»Finding the best threat intelligence provider for a specific purpose: trials and tribulations«
2018-10-17, 15:15–16:00, Europe

We undertook a large project to evaluate the quality of APT TI/IoC sources and encountered multiple expected and unexpected challenges. We will present our approach, the challenges encountered and the results.

We operate a worldwide setup of network security sensors based on Suricata and additional self-developed detection capabilities. Standard crime & malware detection on these sensors is achieved using a combination of ET PRO IDS rules, own Suricata rules, commercial IoCs, OSINT and Yara for parsing extracted files. We are activly maintaining our own APT detections rules and have built custom-parsers for some APTs. This approach has been proven to work quite well; it provides a lot of visibility and value. Nevertheless we wanted to increase our APT detection capabilities by adding a commercial Threat Intelligence provider with an APT focus into the mix. But how do you find "the best" APT focused Threat Intelligence provider?

Over the last years security researchers published interesting work on how to measure quality of IoC feeds. Alexandre Pinto and Kyle Maxwell presented on statistical analysis of public TI feeds at DEFCON 22 and published the #tiqtest on Github. Their approach works well for IPs but is not looking at context beyond ASN and geolocation. Paweł Pawliński and Piotr Kijewski of CERT.PL presented at the 28th FIRST 2016 "Towards a Methodology for Evaluating Threat Intelligence Feeds". They focused on comparison against blacklists and a few base statistics of feeds over a period of 6 months. That long-time analysis is very valuable but not possible with commercial vendors. Sometimes even getting 30 days of trial period is difficult. These approaches, while valid, were not suitable to answer our questions and so we had to developed our own approach for the comparison of TI providers. One aspect where this becomes very obvious is the "timeliness". When searching for APTs, well-labelled history data is important as we have seen time and again. For fast-changing malspam crime, old data usually equals useless data.

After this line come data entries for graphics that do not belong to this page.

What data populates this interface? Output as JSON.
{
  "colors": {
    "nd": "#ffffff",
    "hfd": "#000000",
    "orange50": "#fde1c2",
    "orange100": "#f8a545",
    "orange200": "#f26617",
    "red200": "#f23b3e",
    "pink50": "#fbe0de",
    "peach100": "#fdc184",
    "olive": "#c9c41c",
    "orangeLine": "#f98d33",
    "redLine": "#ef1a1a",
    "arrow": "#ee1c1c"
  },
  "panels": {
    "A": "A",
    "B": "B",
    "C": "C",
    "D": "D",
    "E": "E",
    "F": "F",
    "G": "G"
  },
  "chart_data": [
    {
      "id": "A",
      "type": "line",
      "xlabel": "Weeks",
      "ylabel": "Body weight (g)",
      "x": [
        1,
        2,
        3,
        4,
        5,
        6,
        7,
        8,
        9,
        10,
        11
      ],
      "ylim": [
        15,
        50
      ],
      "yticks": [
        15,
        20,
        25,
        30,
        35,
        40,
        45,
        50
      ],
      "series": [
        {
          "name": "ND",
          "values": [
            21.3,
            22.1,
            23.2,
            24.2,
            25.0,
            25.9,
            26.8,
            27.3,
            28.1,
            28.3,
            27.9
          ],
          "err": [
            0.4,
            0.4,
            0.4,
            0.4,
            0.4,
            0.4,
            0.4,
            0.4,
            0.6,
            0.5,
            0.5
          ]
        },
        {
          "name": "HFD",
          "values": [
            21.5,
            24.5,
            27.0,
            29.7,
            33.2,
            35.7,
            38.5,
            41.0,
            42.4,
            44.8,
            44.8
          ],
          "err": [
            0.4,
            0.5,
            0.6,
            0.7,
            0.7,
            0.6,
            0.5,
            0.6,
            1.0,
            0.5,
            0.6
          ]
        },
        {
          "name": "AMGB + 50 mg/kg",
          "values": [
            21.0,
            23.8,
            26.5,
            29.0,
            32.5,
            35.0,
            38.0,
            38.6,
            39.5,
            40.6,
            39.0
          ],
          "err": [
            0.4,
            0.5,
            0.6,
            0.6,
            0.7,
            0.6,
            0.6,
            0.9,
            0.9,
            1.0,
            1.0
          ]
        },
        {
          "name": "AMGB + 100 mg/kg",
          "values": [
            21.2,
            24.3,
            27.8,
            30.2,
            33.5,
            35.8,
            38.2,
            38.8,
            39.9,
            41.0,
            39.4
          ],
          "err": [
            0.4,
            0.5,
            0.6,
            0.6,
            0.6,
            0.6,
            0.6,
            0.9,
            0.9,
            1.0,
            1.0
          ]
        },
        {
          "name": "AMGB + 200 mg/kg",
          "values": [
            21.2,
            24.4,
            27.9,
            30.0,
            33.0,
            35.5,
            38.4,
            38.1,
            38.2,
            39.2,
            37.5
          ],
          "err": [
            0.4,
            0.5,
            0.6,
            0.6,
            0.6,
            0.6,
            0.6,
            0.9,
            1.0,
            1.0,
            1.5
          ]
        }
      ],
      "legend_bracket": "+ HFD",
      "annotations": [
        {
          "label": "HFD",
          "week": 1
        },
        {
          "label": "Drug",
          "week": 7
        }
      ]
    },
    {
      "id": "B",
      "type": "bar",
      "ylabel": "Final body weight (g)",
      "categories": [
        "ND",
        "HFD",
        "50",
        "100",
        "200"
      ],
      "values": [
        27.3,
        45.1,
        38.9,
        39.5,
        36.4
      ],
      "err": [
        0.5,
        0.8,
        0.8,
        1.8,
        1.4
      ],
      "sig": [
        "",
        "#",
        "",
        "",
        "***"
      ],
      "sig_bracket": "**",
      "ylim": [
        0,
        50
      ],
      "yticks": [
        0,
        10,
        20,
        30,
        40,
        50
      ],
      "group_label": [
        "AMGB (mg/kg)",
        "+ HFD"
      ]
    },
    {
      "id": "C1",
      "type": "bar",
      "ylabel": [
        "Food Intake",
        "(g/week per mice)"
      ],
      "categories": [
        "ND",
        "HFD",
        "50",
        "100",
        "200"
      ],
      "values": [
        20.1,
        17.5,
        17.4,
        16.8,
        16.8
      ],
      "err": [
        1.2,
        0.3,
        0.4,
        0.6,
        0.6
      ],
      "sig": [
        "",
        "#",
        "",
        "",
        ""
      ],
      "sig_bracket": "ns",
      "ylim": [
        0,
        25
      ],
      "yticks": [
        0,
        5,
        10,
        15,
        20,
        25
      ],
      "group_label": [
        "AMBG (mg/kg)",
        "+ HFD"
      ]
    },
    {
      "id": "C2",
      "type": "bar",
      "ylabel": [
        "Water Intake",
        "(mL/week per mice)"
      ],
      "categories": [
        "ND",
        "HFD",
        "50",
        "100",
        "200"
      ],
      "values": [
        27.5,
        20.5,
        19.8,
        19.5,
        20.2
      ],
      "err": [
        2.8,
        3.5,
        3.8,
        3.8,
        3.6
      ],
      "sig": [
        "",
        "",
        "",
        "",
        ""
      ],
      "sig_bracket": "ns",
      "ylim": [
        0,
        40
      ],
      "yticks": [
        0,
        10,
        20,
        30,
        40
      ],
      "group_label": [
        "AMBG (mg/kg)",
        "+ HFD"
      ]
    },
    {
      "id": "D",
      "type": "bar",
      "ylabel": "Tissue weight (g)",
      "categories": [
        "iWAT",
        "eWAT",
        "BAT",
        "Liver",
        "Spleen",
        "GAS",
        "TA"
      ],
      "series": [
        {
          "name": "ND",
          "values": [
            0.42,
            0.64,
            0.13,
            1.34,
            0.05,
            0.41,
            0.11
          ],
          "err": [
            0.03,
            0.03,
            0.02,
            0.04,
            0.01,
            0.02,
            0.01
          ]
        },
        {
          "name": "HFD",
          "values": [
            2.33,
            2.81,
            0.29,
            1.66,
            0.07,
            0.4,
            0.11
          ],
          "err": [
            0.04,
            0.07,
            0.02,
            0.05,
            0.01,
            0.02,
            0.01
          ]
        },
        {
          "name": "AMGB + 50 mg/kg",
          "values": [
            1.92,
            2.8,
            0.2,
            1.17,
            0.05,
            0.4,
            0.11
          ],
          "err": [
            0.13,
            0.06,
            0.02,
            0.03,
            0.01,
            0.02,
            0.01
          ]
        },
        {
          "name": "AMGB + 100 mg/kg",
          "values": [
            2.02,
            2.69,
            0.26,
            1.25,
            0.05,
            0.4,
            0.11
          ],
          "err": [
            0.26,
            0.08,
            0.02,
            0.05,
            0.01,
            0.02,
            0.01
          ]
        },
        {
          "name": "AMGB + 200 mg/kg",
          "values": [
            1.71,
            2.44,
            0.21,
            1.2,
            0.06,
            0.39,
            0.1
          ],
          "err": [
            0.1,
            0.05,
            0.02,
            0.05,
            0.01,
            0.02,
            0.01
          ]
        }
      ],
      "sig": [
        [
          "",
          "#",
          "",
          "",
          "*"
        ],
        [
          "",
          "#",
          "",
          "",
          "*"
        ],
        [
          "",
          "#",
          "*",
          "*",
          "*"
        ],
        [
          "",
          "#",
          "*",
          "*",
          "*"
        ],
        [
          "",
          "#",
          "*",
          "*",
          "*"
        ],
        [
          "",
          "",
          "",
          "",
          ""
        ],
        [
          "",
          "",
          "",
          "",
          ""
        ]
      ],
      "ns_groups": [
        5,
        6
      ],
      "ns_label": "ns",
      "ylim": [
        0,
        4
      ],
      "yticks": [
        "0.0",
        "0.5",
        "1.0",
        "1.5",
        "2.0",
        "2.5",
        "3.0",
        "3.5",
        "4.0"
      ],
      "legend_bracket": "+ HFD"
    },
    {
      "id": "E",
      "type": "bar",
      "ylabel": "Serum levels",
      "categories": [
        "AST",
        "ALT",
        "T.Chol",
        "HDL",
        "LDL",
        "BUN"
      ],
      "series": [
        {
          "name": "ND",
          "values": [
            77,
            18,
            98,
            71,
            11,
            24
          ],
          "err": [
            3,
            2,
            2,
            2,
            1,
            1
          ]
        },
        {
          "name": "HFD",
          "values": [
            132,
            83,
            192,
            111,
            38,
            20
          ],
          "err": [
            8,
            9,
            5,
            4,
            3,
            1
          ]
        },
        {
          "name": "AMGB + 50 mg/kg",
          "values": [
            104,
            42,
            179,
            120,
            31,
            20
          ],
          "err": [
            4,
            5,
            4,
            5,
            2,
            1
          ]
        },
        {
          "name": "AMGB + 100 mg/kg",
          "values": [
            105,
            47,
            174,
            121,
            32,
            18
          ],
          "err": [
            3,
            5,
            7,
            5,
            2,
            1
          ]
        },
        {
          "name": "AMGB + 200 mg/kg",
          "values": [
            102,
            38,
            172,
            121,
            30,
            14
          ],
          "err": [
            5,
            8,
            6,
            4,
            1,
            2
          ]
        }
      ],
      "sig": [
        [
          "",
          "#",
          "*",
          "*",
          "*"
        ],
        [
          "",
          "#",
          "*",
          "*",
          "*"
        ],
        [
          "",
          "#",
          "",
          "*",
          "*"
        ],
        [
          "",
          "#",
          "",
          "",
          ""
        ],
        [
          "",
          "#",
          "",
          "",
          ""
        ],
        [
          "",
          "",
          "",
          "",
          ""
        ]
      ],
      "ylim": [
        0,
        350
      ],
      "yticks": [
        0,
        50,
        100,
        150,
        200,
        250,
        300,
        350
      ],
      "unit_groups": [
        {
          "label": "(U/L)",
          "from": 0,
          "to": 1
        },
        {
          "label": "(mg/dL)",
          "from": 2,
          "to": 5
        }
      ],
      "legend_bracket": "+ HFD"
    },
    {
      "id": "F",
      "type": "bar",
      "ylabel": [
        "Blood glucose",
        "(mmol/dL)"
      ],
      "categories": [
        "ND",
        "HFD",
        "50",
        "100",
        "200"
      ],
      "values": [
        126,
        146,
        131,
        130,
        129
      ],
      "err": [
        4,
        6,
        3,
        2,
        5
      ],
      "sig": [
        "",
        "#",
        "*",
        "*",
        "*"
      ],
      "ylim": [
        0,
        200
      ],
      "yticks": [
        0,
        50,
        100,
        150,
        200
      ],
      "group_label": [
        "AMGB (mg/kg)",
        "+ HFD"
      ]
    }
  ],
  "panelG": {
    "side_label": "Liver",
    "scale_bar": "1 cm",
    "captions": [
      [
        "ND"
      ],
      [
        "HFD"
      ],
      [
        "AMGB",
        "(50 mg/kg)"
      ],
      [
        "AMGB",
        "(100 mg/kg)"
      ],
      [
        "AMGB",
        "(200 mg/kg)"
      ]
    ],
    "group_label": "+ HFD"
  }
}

The challenges we encountered spanned several areas. Many were organizational challenges, both internal and external:

  • coordinating across different departments / teams
  • coordinating with different providers such that we could get access to their threat intelligence services at the same time

However, even when we were able to overcome some of the above, the nature of the different threat intelligence services meant that our original plan "Compare the quality of APT indicators of services X, Y and Z from time t to time t + x" simply wasn't feasible. Indeed, the reality is that:

  • the formats of the services differ from one to another, MISP, Stix, JSON, you name it. (We knew that before, but just how much they differ when trying to answer a specific question is just mindblowing)
  • indicators are not published in the same way, some providers like to make use of masks, others of exact URLs. Even calculating overlap between providers suddenly became a tricky task.
  • Some providers gave us all their TI with the exception of "APT-related TI", because that is to valuable. And some of them failed to tell us so...
  • Some providers have multiple TI-APIs with different content - but the documentation isn't always clear about that
  • context attached to indicators is not always delivered in a machine-readable way.

The data and structure of a threat intelligence feed reflects the "purpose" of the feed. The goal of our project was to improve the coverage of our network sensors, not provide more context to our human analysts (which is a very valid use case but was not the goal of our project).

And then there were challenges related to the specific threat we were interested in: APT. Trying to frame the question "How do you assess the "APT-ness" of an indicator?" as a data question proved tricky. While a security analyst can dig into their own experience and vast domain knowledge to assess the quality of an indicator, a data scientist must rely on carefully labelled data to draw their conclusions.

We not only compared the data and provided context by itself, as that would have been a highly quantitative approach, we also put the indicators to work in a lab setup with PCAPs from real world networks. This we did mostly for false-positive testing of the indicators and to estimate "analyst impact".

At the end we managed to compare most of the commercial providers on our list and we did get some meaningful results. But what became very clear during our project is that

  • the current commercial TI landscape makes it extremely difficult to compare TI providers
  • that we need a lot a more research into the "how to answer specific TI questions?" area

We will present our approach, the challenges encountered and the results.